Personal information
- Native name: Γεώργιος Ζαχαρόπουλος
- National team: Greece
- Born: 29 December 1897 Agioi Pantes, Phocis
- Died: 23 March 1978 (aged 80) Athens
- Years active: 1920 - 1934
- Height: 1.97 m (6 ft 6 in)

Sport
- Country: Greece
- Sport: Athletics
- Event(s): Javelin Throw, Stone Throw, Discus Throw, Pentathlon, Long Jump
- Club: Panionios G.S , Ethnikos G.S.

Achievements and titles
- Olympic finals: 1924,1928
- Personal best: Javelin Throw : 63.41m (1930)

= Georgios Zacharopoulos =

Greek athlete

Georgios Zacharopoulos (born 29 December 1897, 23 March 1978) was a Greek athlete. He competed at the 1924 Summer Olympics and the 1928 Summer Olympics.
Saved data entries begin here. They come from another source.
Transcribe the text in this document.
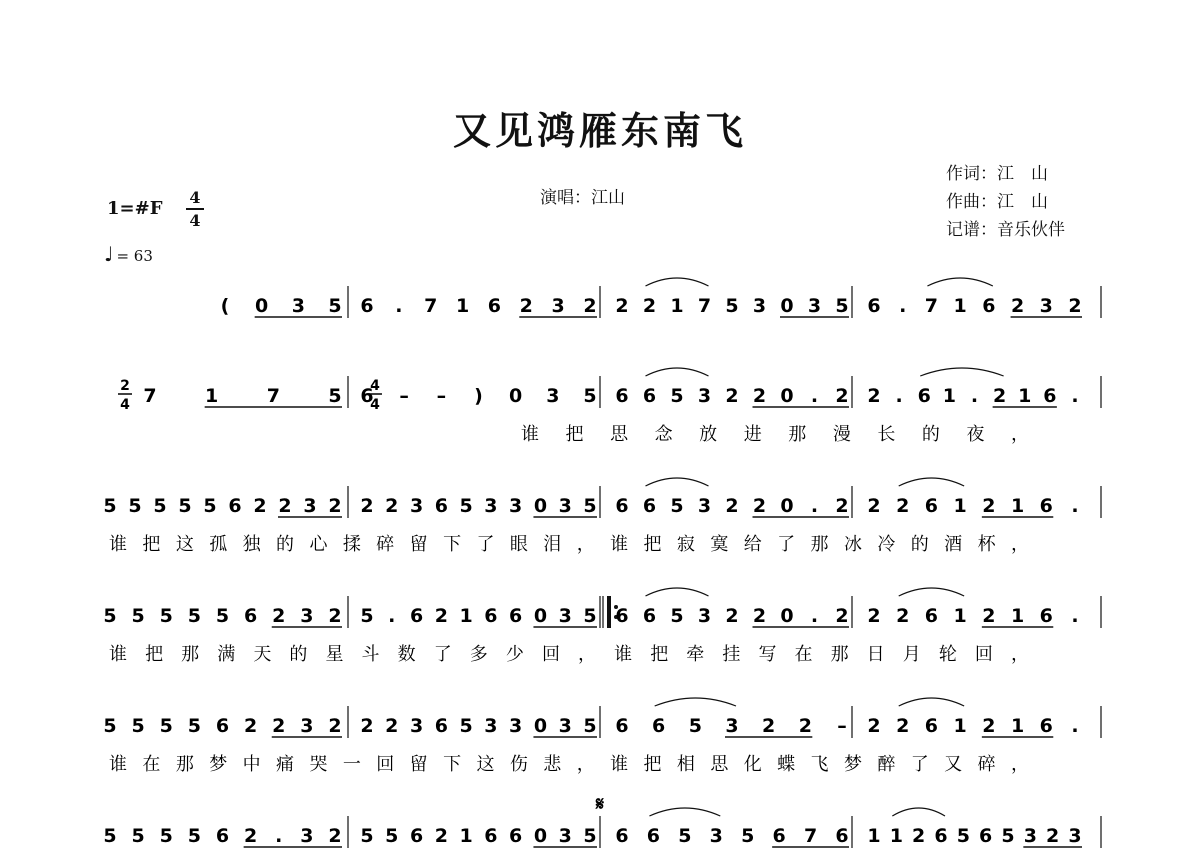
又见鸿雁东南飞
演唱：江山
作词：江　山
作曲：江　山
记谱：音乐伙伴
1=#F
4
4
♩ = 63
( 0 3 5 6 . 7 1 6 2 3 2 2 2 1 7 5 3 0 3 5 6 . 7 1 6 2 3 2
2
4
4
4
7	1	7	5 6 – – ) 0 3 5 6 6 5 3 2 2 0 . 2 2 . 6 1 . 2 1 6 .
谁 把 思 念 放 进 那 漫 长 的 夜 ，
5 5 5 5 5 6 2 2 3 2 2 2 3 6 5 3 3 0 3 5 6 6 5 3 2 2 0 . 2 2 2 6 1 2 1 6 .
谁 把 这 孤 独 的 心 揉 碎 留 下 了 眼 泪 ， 谁 把 寂 寞 给 了 那 冰 冷 的 酒 杯 ，
5 5 5 5 5 6 2 3 2 5 . 6 2 1 6 6 0 3 5 6 6 5 3 2 2 0 . 2 2 2 6 1 2 1 6 .
谁 把 那 满 天 的 星 斗 数 了 多 少 回 ， 谁 把 牵 挂 写 在 那 日 月 轮 回 ，
5 5 5 5 6 2 2 3 2 2 2 3 6 5 3 3 0 3 5 6 6 5 3 2 2 – 2 2 6 1 2 1 6 .
谁 在 那 梦 中 痛 哭 一 回 留 下 这 伤 悲 ， 谁 把 相 思 化 蝶 飞 梦 醉 了 又 碎 ，
5 5 5 5 6 2 . 3 2 5 5 6 2 1 6 6 0 3 5 6 6 5 3 5 6 7 6 1 1 2 6 5 6 5 3 2 3
𝄋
He was a Balkan champion in the sport of javelin in 1929 and 1930 and as the Greek champion in javelin, discus throw, and stone throw.

==Greek Athletics Championship Results==
His recorded participations in Panhellenic games were between 1925 and 1929. He won 18 medals (11 Gold, 5 Silver, 2 Bronze) during his presence in the games. The table below lists his performances.

| Year | Javelin Throw | Discus Throw | Stone Throw | Greek Discus Throw | Shot Put |
|---|---|---|---|---|---|
| 1925 | Gold | Silver | Gold | Bronze | Silver |
| 1926 | Gold | DNP | Gold | DNP | Silver |
| 1927 | Gold | Gold | Gold | Gold | Silver |
| 1928 | Gold | Bronze | Gold | DNP | Silver |
| 1929 | Gold | DNP | DNP | DNP | DNP |
| Total | 5 | 3 | 4 | 2 | 4 |

==Balkan Athletics Championship Results==
He took part in the inaugural balkan athletics championship in 1929 winning one gold medal in javelin throw. Also he competed in the 1930 edition winning another javelin throw gold.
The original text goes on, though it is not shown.